What sacrifices are you willing to make? This could be financial, but it could also be relationships. Is it worth sacrificing a social life in order to stay home every night working on a screenplay? What happens if your parents tell you that spending your life savings on a shower-cap towel gizmo is dumb? Will you consider them toxic haters and cut them out? Or will you have the capacity to recognize that your own dream may be toxic?

What if the dream is going to an ivy league school? Are you willing to make the sacrifice of taking on a certain amount of debt? Moving away from family who legitimately says they need you to stay? It’s possible you may arrive at the answer that the sacrifice is worth it. The point here is that you go through a reflective process and evaluate the action. Many people will forego that process and assume they need to do whatever it takes for the self-actualization of their own dream. 

Seeking qualified validation is another way to determine if the effort is worth it. If I am chasing my dream of being a professional basketball player, I need to get expert feedback. If that expert feedback tells me that there is zero chance of an undersized middle aged guy who can’t jump making the league - then I know that spending 4 hours a day working on ballhandling drills is probably not the way for me showcase my resiliency. 

On the other hand, if I dream of owning my own BBQ restaurant, and I start to win some local competitions and get catering requests - it could be a signal that my dream may be more realistic. 

Connect every action back to the akhirah

The Qur’an reminds us that life is fragile, “Tell them, too, what the life of this world is like: We send water down from the skies and the earth’s vegetation absorbs it, but soon the plants turn to dry stubble scattered about by the wind: God has power over everything (18:45).”
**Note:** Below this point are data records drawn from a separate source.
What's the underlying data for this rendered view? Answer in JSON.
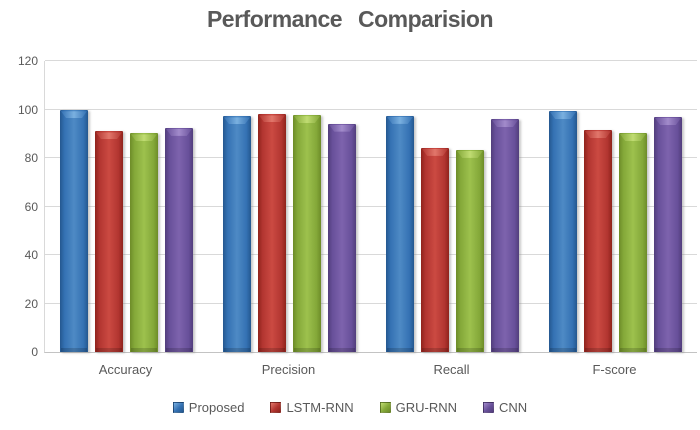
{
  "title": "Performance Comparision",
  "chart_data": {
    "type": "bar",
    "title": "Performance Comparision",
    "categories": [
      "Accuracy",
      "Precision",
      "Recall",
      "F-score"
    ],
    "series": [
      {
        "name": "Proposed",
        "color": "#3471b3",
        "fill": {
          "dark": "#24578f",
          "mid": "#3471b3",
          "light": "#4e8ac5",
          "top": "#7ab0e0"
        },
        "values": [
          99.7,
          97.2,
          97.4,
          99.4
        ]
      },
      {
        "name": "LSTM-RNN",
        "color": "#b23530",
        "fill": {
          "dark": "#8f231c",
          "mid": "#b23530",
          "light": "#cb4a42",
          "top": "#e2776b"
        },
        "values": [
          91.0,
          98.0,
          84.2,
          91.5
        ]
      },
      {
        "name": "GRU-RNN",
        "color": "#84a839",
        "fill": {
          "dark": "#6d8c28",
          "mid": "#84a839",
          "light": "#9dc14d",
          "top": "#c0dc72"
        },
        "values": [
          90.2,
          97.7,
          83.4,
          90.3
        ]
      },
      {
        "name": "CNN",
        "color": "#68509a",
        "fill": {
          "dark": "#523e7c",
          "mid": "#68509a",
          "light": "#7d63ad",
          "top": "#a28bcb"
        },
        "values": [
          92.4,
          94.2,
          96.0,
          96.9
        ]
      }
    ],
    "xlabel": "",
    "ylabel": "",
    "ylim": [
      0,
      120
    ],
    "ytick_step": 20,
    "ytick_labels": [
      "0",
      "20",
      "40",
      "60",
      "80",
      "100",
      "120"
    ],
    "grid": true,
    "legend_position": "bottom"
  },
  "colors": {
    "grid": "#d9d9d9",
    "axis": "#c3c3c3",
    "text": "#595959",
    "background": "#ffffff"
  }
}
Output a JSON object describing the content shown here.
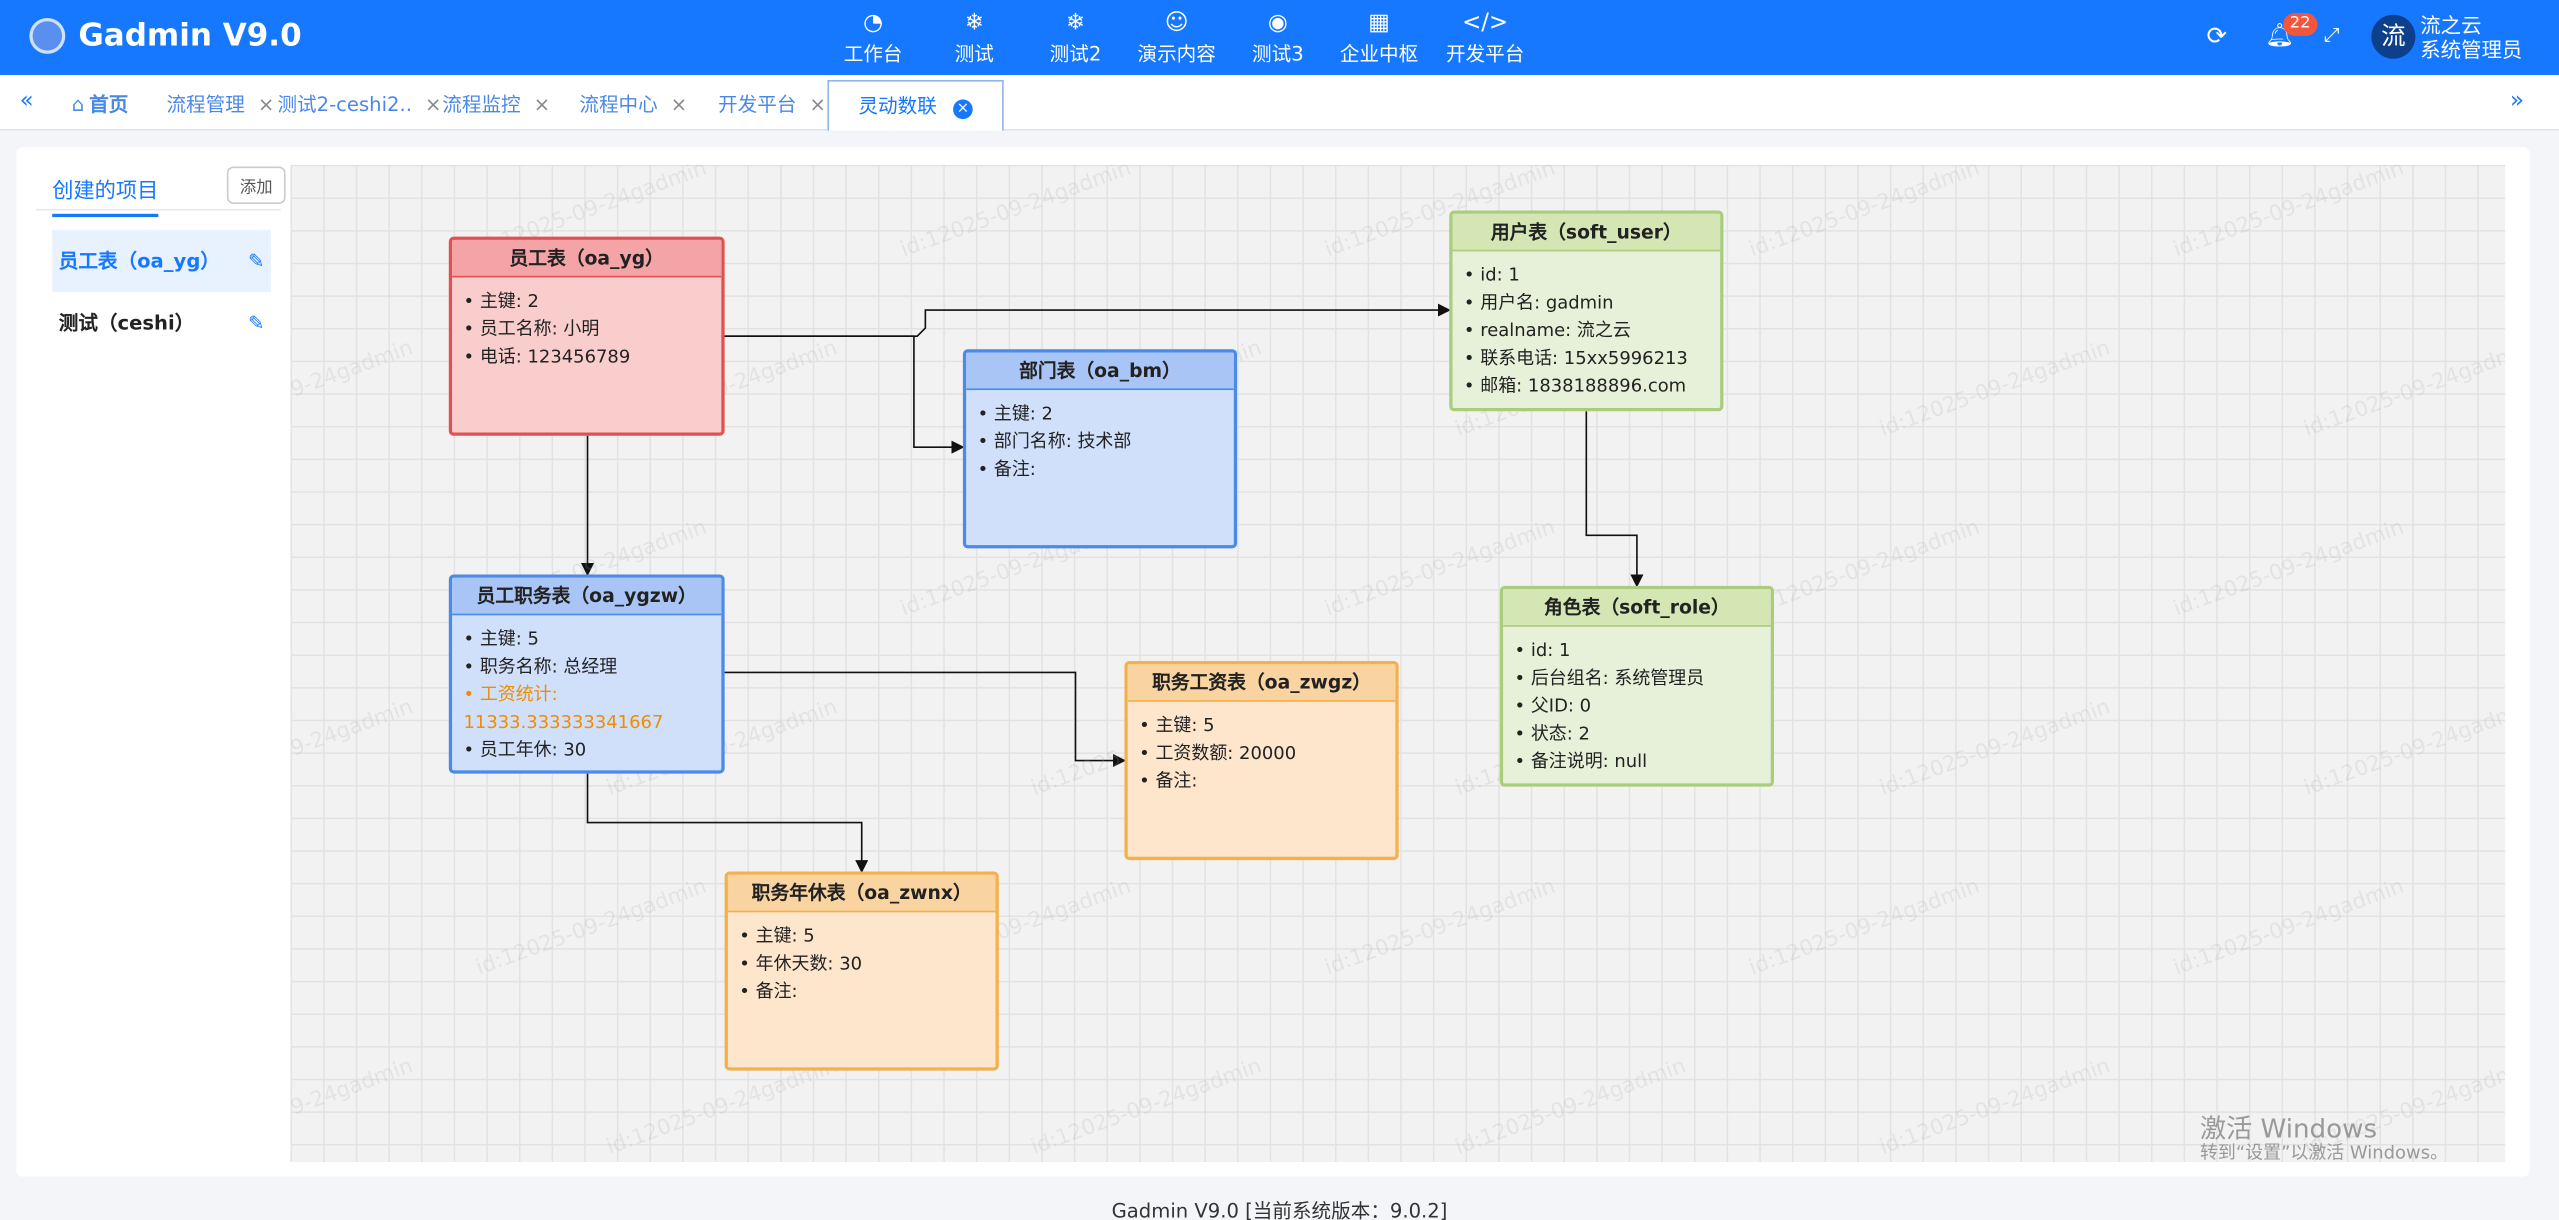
{
  "header": {
    "title": "Gadmin V9.0",
    "nav": [
      "工作台",
      "测试",
      "测试2",
      "演示内容",
      "测试3",
      "企业中枢",
      "开发平台"
    ],
    "notification_count": 22,
    "avatar": "流",
    "user_name": "流之云",
    "user_role": "系统管理员"
  },
  "tabs": [
    "首页",
    "流程管理",
    "测试2-ceshi2..",
    "流程监控",
    "流程中心",
    "开发平台",
    "灵动数联"
  ],
  "sidebar": {
    "title": "创建的项目",
    "add_button": "添加",
    "items": [
      "员工表（oa_yg）",
      "测试（ceshi）"
    ]
  },
  "diagram": {
    "nodes": [
      {
        "title": "员工表（oa_yg）",
        "theme": "red",
        "fields": [
          "主键: 2",
          "员工名称: 小明",
          "电话: 123456789"
        ]
      },
      {
        "title": "部门表（oa_bm）",
        "theme": "blue",
        "fields": [
          "主键: 2",
          "部门名称: 技术部",
          "备注:"
        ]
      },
      {
        "title": "用户表（soft_user）",
        "theme": "green",
        "fields": [
          "id: 1",
          "用户名: gadmin",
          "realname: 流之云",
          "联系电话: 15xx5996213",
          "邮箱: 1838188896.com"
        ]
      },
      {
        "title": "员工职务表（oa_ygzw）",
        "theme": "blue",
        "fields": [
          "主键: 5",
          "职务名称: 总经理",
          {
            "text": "工资统计: 11333.333333341667",
            "color": "#f08c00"
          },
          "员工年休: 30"
        ]
      },
      {
        "title": "职务工资表（oa_zwgz）",
        "theme": "orange",
        "fields": [
          "主键: 5",
          "工资数额: 20000",
          "备注:"
        ]
      },
      {
        "title": "角色表（soft_role）",
        "theme": "green",
        "fields": [
          "id: 1",
          "后台组名: 系统管理员",
          "父ID: 0",
          "状态: 2",
          "备注说明: null"
        ]
      },
      {
        "title": "职务年休表（oa_zwnx）",
        "theme": "orange",
        "fields": [
          "主键: 5",
          "年休天数: 30",
          "备注:"
        ]
      }
    ]
  },
  "watermark": "id:12025-09-24gadmin",
  "activation": {
    "title": "激活 Windows",
    "subtitle": "转到“设置”以激活 Windows。"
  },
  "footer": "Gadmin V9.0 [当前系统版本：9.0.2]"
}
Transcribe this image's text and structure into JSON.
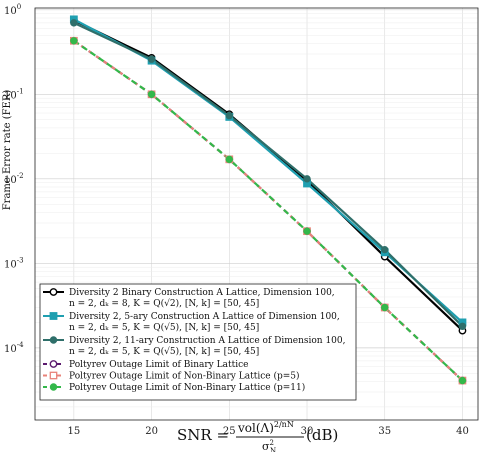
{
  "chart_data": {
    "type": "line",
    "x": [
      15,
      20,
      25,
      30,
      35,
      40
    ],
    "xlim": [
      12.5,
      41
    ],
    "ylim": [
      1.4e-05,
      1.05
    ],
    "yscale": "log",
    "grid": true,
    "legend_position": "bottom-left",
    "ylabel": "Frame Error rate (FER)",
    "xlabel_text": "SNR =",
    "xlabel_frac_num": "vol(Λ)",
    "xlabel_frac_num_sup": "2/nN",
    "xlabel_frac_den": "σ",
    "xlabel_frac_den_sub": "N",
    "xlabel_frac_den_sup": "2",
    "xlabel_unit": "(dB)",
    "x_ticks": [
      "15",
      "20",
      "25",
      "30",
      "35",
      "40"
    ],
    "y_ticks": [
      {
        "value": 1,
        "base": "10",
        "exp": "0"
      },
      {
        "value": 0.1,
        "base": "10",
        "exp": "-1"
      },
      {
        "value": 0.01,
        "base": "10",
        "exp": "-2"
      },
      {
        "value": 0.001,
        "base": "10",
        "exp": "-3"
      },
      {
        "value": 0.0001,
        "base": "10",
        "exp": "-4"
      }
    ],
    "series": [
      {
        "name_line1": "Diversity 2 Binary Construction A Lattice, Dimension 100,",
        "name_line2": "n = 2, dₖ = 8, K = Q(√2), [N, k] = [50, 45]",
        "color": "#000000",
        "dash": "",
        "marker": "circle-open",
        "width": 2.2,
        "values": [
          0.75,
          0.27,
          0.058,
          0.0095,
          0.0012,
          0.00016
        ]
      },
      {
        "name_line1": "Diversity 2, 5-ary Construction A Lattice of Dimension 100,",
        "name_line2": "n = 2, dₖ = 5, K = Q(√5), [N, k] = [50, 45]",
        "color": "#1f9fb0",
        "dash": "",
        "marker": "square-filled",
        "width": 2.2,
        "values": [
          0.77,
          0.25,
          0.054,
          0.0088,
          0.00135,
          0.0002
        ]
      },
      {
        "name_line1": "Diversity 2, 11-ary Construction A Lattice of Dimension 100,",
        "name_line2": "n = 2, dₖ = 5, K = Q(√5), [N, k] = [50, 45]",
        "color": "#2f6f6a",
        "dash": "",
        "marker": "circle-filled",
        "width": 2.2,
        "values": [
          0.7,
          0.26,
          0.056,
          0.01,
          0.00145,
          0.00018
        ]
      },
      {
        "name_line1": "Poltyrev Outage Limit of Binary Lattice",
        "color": "#5b1a6e",
        "dash": "5,4",
        "marker": "circle-open",
        "width": 2.2,
        "values": [
          0.43,
          0.1,
          0.017,
          0.0024,
          0.0003,
          4.1e-05
        ]
      },
      {
        "name_line1": "Poltyrev Outage Limit of Non-Binary Lattice (p=5)",
        "color": "#e8837a",
        "dash": "5,4",
        "marker": "square-open",
        "width": 2.2,
        "values": [
          0.43,
          0.1,
          0.017,
          0.0024,
          0.0003,
          4.1e-05
        ]
      },
      {
        "name_line1": "Poltyrev Outage Limit of Non-Binary Lattice (p=11)",
        "color": "#33b84a",
        "dash": "6,4",
        "marker": "circle-filled",
        "width": 2.2,
        "values": [
          0.43,
          0.1,
          0.017,
          0.0024,
          0.0003,
          4.1e-05
        ]
      }
    ]
  }
}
We must be purposeful about where we dedicate our time, energy, and focus. We should be careful about pursuing something that is ultimately frivolous regardless of how much we desire it. 

Even while pursuing something that is generally related to this world, dedicate yourself to things that add value to others in both process and outcome.  

Having the intentionality to go against our own desires, even when we might not see anything wrong with them, requires its own kind of endurance. It reminds me of the following hadith explaining the ayah ‘you are responsible for your own souls [5:105]’, “No, enjoin one another to do what is good and forbid one another to do what is evil. But when you see greed being obeyed, vain desires being followed, worldly interests being preferred, everyone being charmed with his opinion, then care for yourself, and leave alone what people in general are doing; for ahead of you are days which will require endurance…” (Abu Dawud).